Sulitnya membuktikan politik uang dirasakan betul oleh anggota Bawaslu Divisi Penindakan, Ratna Dewi Pettalolo. Apalagi harus memenuhi unsur terstruktur, sistematis maupun massif. Kata Dewi, unsur masif paling sulit dibuktikan karena paling tidak harus terjadi separuh dari jumlah daerah yang menjadi lokasi pemilihan. Karena itu, menurut dia, pemenuhan unsur TSM perlu ditinjau kembali. ”Padahal, jika tidak memenuhi syarat 50 persen, kalau sudah terjadi politik uang, ya, itu adalah sebuah kejahatan. Ini yang menjadi masalah pada proses pemeriksaan, sehingga ke depan memang perlu diatur bahwa unsur ini tidak bisa dinilai kumulatif, tetapi salah satu unsurnya saja terpenuhi, maka itu bisa diproses untuk kemudian diberi sanksi didiskualifikasi,” ucap Dewi.
Dari beberapa temuan atau laporan yang diproses di Bawaslu tidak ada yang mengarah pada paslon. Pasalnya undang-undang tidak mengatur tentang penyertaan dalam perbuatan politik uang. ”Terlepas dari paslon, sehingga banyak yang diproses dalam penanganan pelanggaran terkait politik uang justru tidak terkait langsung dengan paslon tetapi masyarakat biasa sampai pada putusan pengadilan inkrah. Ini memang yang jadi kelemahan,” kata Dewi sembari berharap adanya perubahan undang-undang.

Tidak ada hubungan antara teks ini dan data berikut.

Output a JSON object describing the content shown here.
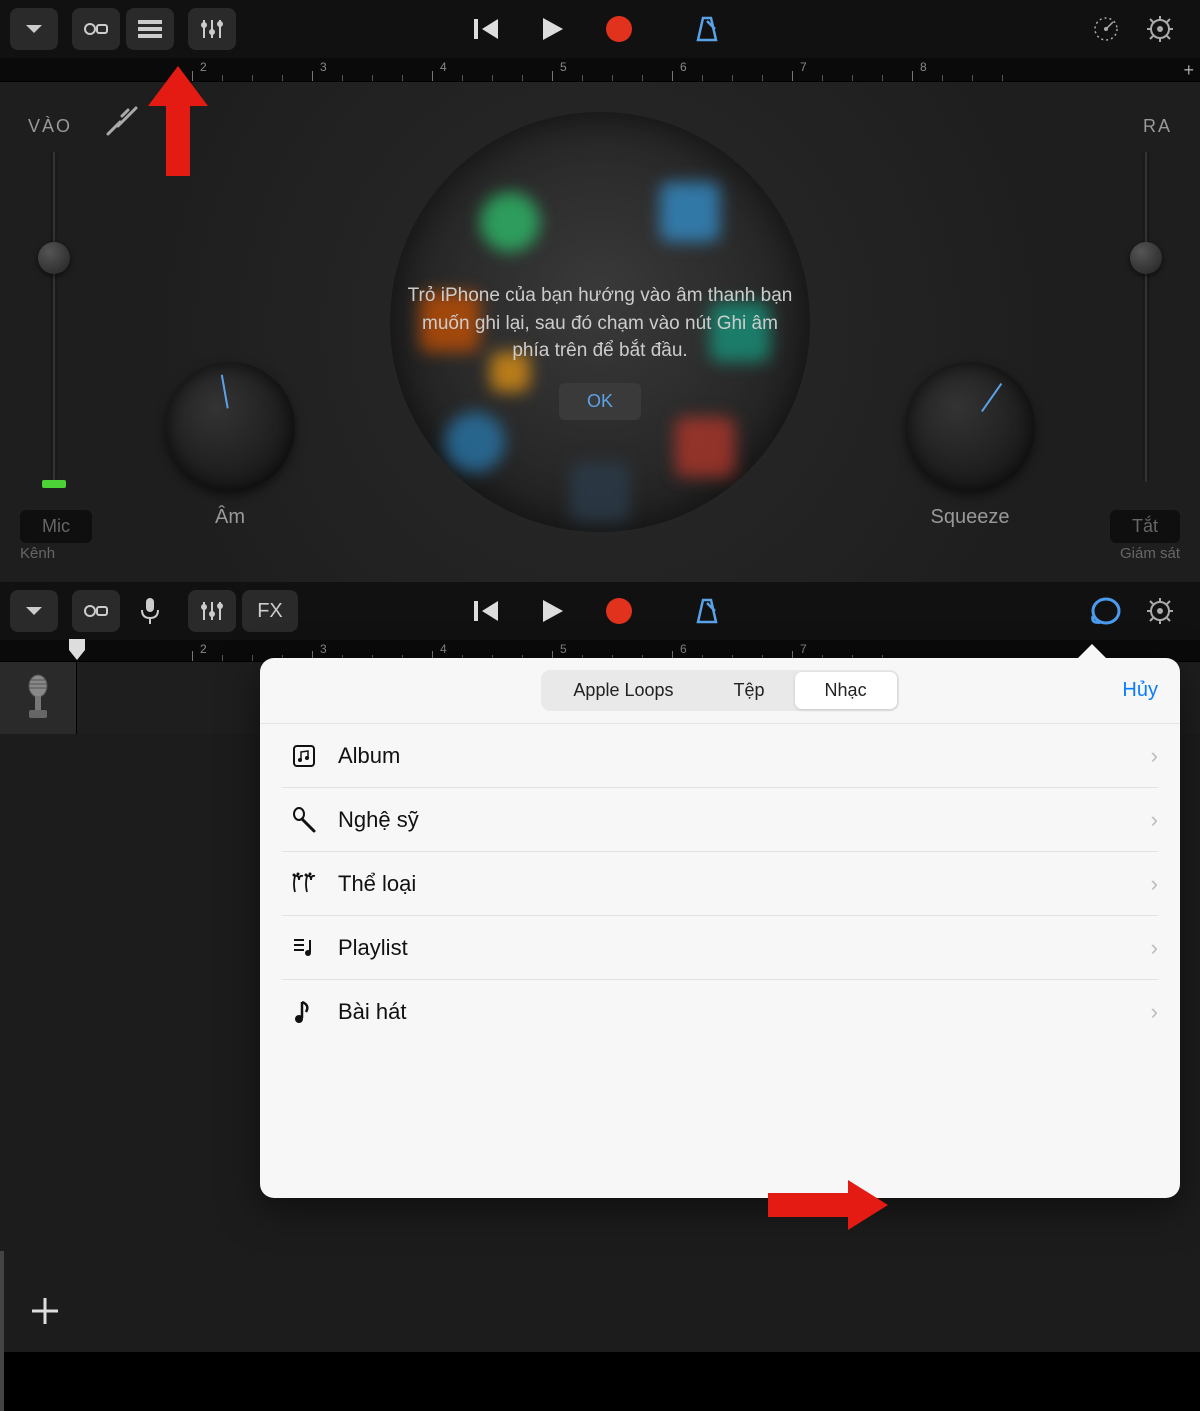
{
  "toolbarTop": {
    "ruler_markers": [
      "2",
      "3",
      "4",
      "5",
      "6",
      "7",
      "8"
    ]
  },
  "mainTop": {
    "label_vao": "VÀO",
    "label_ra": "RA",
    "knob_am": "Âm",
    "knob_sq": "Squeeze",
    "tip_text": "Trỏ iPhone của bạn hướng vào âm thanh bạn muốn ghi lại, sau đó chạm vào nút Ghi âm phía trên để bắt đầu.",
    "ok": "OK",
    "mic": "Mic",
    "kenh": "Kênh",
    "tat": "Tắt",
    "giam_sat": "Giám sát"
  },
  "toolbarBottom": {
    "fx": "FX",
    "ruler_markers": [
      "2",
      "3",
      "4",
      "5",
      "6",
      "7"
    ]
  },
  "popover": {
    "segments": [
      "Apple Loops",
      "Tệp",
      "Nhạc"
    ],
    "active_index": 2,
    "cancel": "Hủy",
    "rows": [
      "Album",
      "Nghệ sỹ",
      "Thể loại",
      "Playlist",
      "Bài hát"
    ]
  },
  "colors": {
    "accent_blue": "#5aa3e8",
    "record_red": "#e0321d",
    "arrow_red": "#e31b12",
    "ios_blue": "#0a7cff"
  }
}
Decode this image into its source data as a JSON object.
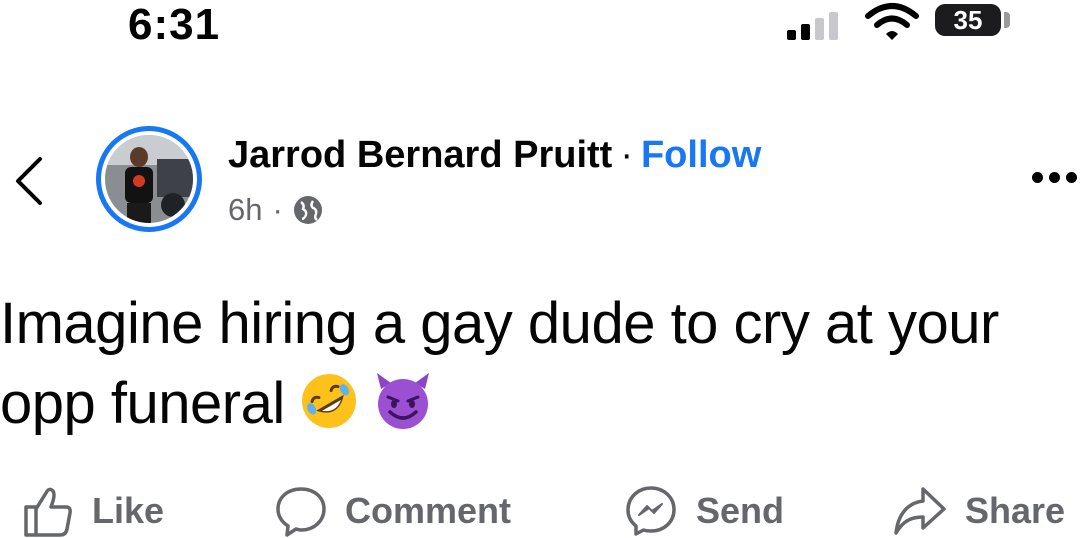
{
  "status_bar": {
    "time": "6:31",
    "battery_level": "35",
    "icons": [
      "cellular-signal-icon",
      "wifi-icon",
      "battery-icon"
    ]
  },
  "post": {
    "author": "Jarrod Bernard Pruitt",
    "separator": "·",
    "follow_label": "Follow",
    "time_ago": "6h",
    "meta_separator": "·",
    "audience_icon": "globe-icon",
    "text_line1": "Imagine hiring a gay dude to cry at your",
    "text_line2": "opp funeral",
    "emojis": [
      "rolling-on-floor-laughing-emoji",
      "smiling-devil-emoji"
    ]
  },
  "actions": {
    "like": "Like",
    "comment": "Comment",
    "send": "Send",
    "share": "Share"
  },
  "colors": {
    "accent": "#1877f2",
    "secondary_text": "#65676b",
    "primary_text": "#050505"
  }
}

Selama ini, tambah Dewi, Sentra Penegakan Hukum Terpadu (Gakkumdu) melakukan pendekatan terhadap perbuatan formil, bukan lagi perbuatan materilnya. Artinya peristiwa pemberian uang atau menjanjikan uang sudah dapat memenuhi unsur pidana yang diatur dalam undang-undang pemilihan. “Ada percobaan melakukan politik uang, maka sampai ada keputusan inkrah,” ujarnya.
Sementara itu, Topo Santoso mewanti-wanti pengusutan dugaan politik uang dalam ranah pidana. Menurutnya, bukti-bukti kuat (beyond a reasonable doubt) yang dapat meyakinkan adanya tindak pidana tidak bisa dikesampingkan. “Dan itu tidak harus terkait dengan hasil pemilihan pemilu,” ujar Topo.
Sedangkan politik uang sebagai pelanggaran administratif berakibat pada pendiskualifikasian kandidat dari pencalonan oleh Komisi Pemilihan Umum (KPU) berdasarkan laporan Bawaslu. ”Di sini agak unik karena dia sebagai suatu pelanggaran administratif berarti tingkat pembuktiannya sebetulnya lebih rendah daripada sebagai tindak pidana. Dan juga menurut hemat saya, tidak harus memengaruhi hasil pemilu, karena yang paling penting adalah orang yang diajukan sebagai pelaku pelanggaran administratif itu telah melakukan pelanggaran administratif. Sehingga, kalau ukurannya TSM dalam perselisihan hasil pemilihan di MK, itu agak berat,” tuturnya.